16h45 – Nous sommes en vélo. Théo me repose une ou deux questions sur le collège. Je le rassure : « C’est normal de stresser. C’est un grand changement. Tu sais, la journée de demain, c’est juste pour te familiariser avec ton nouvel environnement, faire connaissance avec les profs et les autres élèves, repérer les lieux. Il n’y a aucune pression. Et puis de toutes façons, tu as le droit de te tromper toute l’année. Ce qui compte, ce que les profs veulent voir, c’est un bon esprit au travail et avec les copains. Après, autorise-toi à te tromper ».
Théo : - « HAN ! J’ai oublié ma montre à la maison ! »
Moi : - « tu t’en passes ou tu serais rassuré que j’aille la chercher ? »
Théo : - « mmm je crois que je préfère que tu ailles la chercher ».
Moi, toute plein de bonne volonté et pour que cet oubli de montre ne soit pas un facteur supplémentaire de stress : « bon, je te dépose chez papa et je retourne la chercher ».
17h20 : je retrouve Théo et son papa chez lui.
Le père : - « ah on était en train de regarder les lignes de bus avec Théo. Il va rentrer en bus tout seul demain soir».
Moi, sidérée (toujours!) : « mais ?!? il n’a jamais pris le bus et encore moins sur cette ligne ?!! »
Le père : - « ah mais je lui ai dit qu’il pouvait m’appeler s’il voulait que je vienne le chercher mais non, non, j’ai vérifié, il n’est pas stressé. Ca va bien se passer ».
Je porte mon regard sur Théo. Il me regarde avec une sorte d’intensité triste, le regard bien planté dans le mien, la bouche légèrement ouverte. Plus le même enfant. En 30 minutes, il avait perdu toute sa joyeuse spontanéité des vacances.
A l’intérieur de moi, ça monte. Ça monte. Je n’en reviens pas.
Très vite, le père : « bon et puis pour la CAF, depuis que j’ai mis Théo sur mon dossier, j’ai pu avoir 310 euros d’aides de plus. Mais pour que ça continue et que j’obtienne telle ou telle aide supplémentaire, il faut que je fasse une demande de pension alimentaire officielle devant le juge. Il faut que le juge ordonne que tu ne peux pas me verser quoique ce soit ».
Moi, hors de moi : « je perds 430 euros par mois d’aides parce que j’ai trouvé plus équitable qu’avec cette nouvelle garde alternée tu puisses déclarer Théo sur ton dossier CAF une année sur deux, alors tes histoires de pension alimentaire, je m’en fiche complètement ! ».
Et M(RD& ! Je me suis perchée !
Sourire à Théo: « bonne rentrée mon grand ! Passe une bonne semaine et à vendredi ! »
Yeux malheureux, bouche qui répond d’une voix blanche « à vendredi ».
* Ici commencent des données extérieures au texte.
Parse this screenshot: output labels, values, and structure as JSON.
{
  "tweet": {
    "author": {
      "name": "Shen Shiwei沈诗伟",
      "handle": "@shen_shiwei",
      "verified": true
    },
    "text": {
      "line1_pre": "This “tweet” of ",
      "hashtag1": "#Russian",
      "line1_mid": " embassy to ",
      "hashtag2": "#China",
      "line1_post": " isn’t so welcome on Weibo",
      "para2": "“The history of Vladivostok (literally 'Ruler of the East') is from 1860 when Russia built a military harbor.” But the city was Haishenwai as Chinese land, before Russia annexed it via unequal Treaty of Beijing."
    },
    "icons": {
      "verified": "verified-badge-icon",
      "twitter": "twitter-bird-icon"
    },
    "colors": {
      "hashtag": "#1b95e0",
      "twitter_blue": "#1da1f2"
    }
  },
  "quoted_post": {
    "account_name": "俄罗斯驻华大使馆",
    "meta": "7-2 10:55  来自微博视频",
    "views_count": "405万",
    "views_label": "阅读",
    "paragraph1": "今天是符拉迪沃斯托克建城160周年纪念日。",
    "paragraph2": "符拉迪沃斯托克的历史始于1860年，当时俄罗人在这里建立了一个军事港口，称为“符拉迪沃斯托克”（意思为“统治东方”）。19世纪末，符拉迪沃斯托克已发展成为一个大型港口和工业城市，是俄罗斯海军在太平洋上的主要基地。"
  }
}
J’enfourche mon vélo. Le père est peut-être toujours en train de me « parler ». Sûrement.
Colère énorme. Immense. Débordante.
Je suis tombée dans le piège. La raison aurait voulu que je refuse de parler de ça devant Théo, que je lui fasse remarquer que la priorité du jour, c’est cet enfant qui change de maison la veille de sa rentrée en 6ème et qui n’a rien demandé. Mais d’ailleurs, quand est-ce qu’il va demander, refuser, s’émanciper de ce père qui ne veut jamais SE déranger lui-même, à part pour parler d’argent, faire des dossiers pour obtenir plus d’argent, mais pas pour le dossier de sport, le dossier du collège, le transport des affaires de Théo qui ne peut pas tout apporter au collège le vendredi matin en prévision du changement de maison du soir et j’en passe. L’explosion dans ma tête se poursuit. Mais enfin Marcelle, de quel droit tu te poses la question « quand Théo va-t-il dire « non » à son père? Après tout, il va bien falloir aussi qu’il s’émancipe de sa mère ! » - moi !
Colère. Colère. RAGE ! Qu’est-ce que je vais faire maintenant de ce débordement inondation bordel envahissant ? Je roule. Je roule. Je roule.
Je finis par garer mon vélo dans mon garage. J’appelle mon père. Je raconte et enfin, je pleure.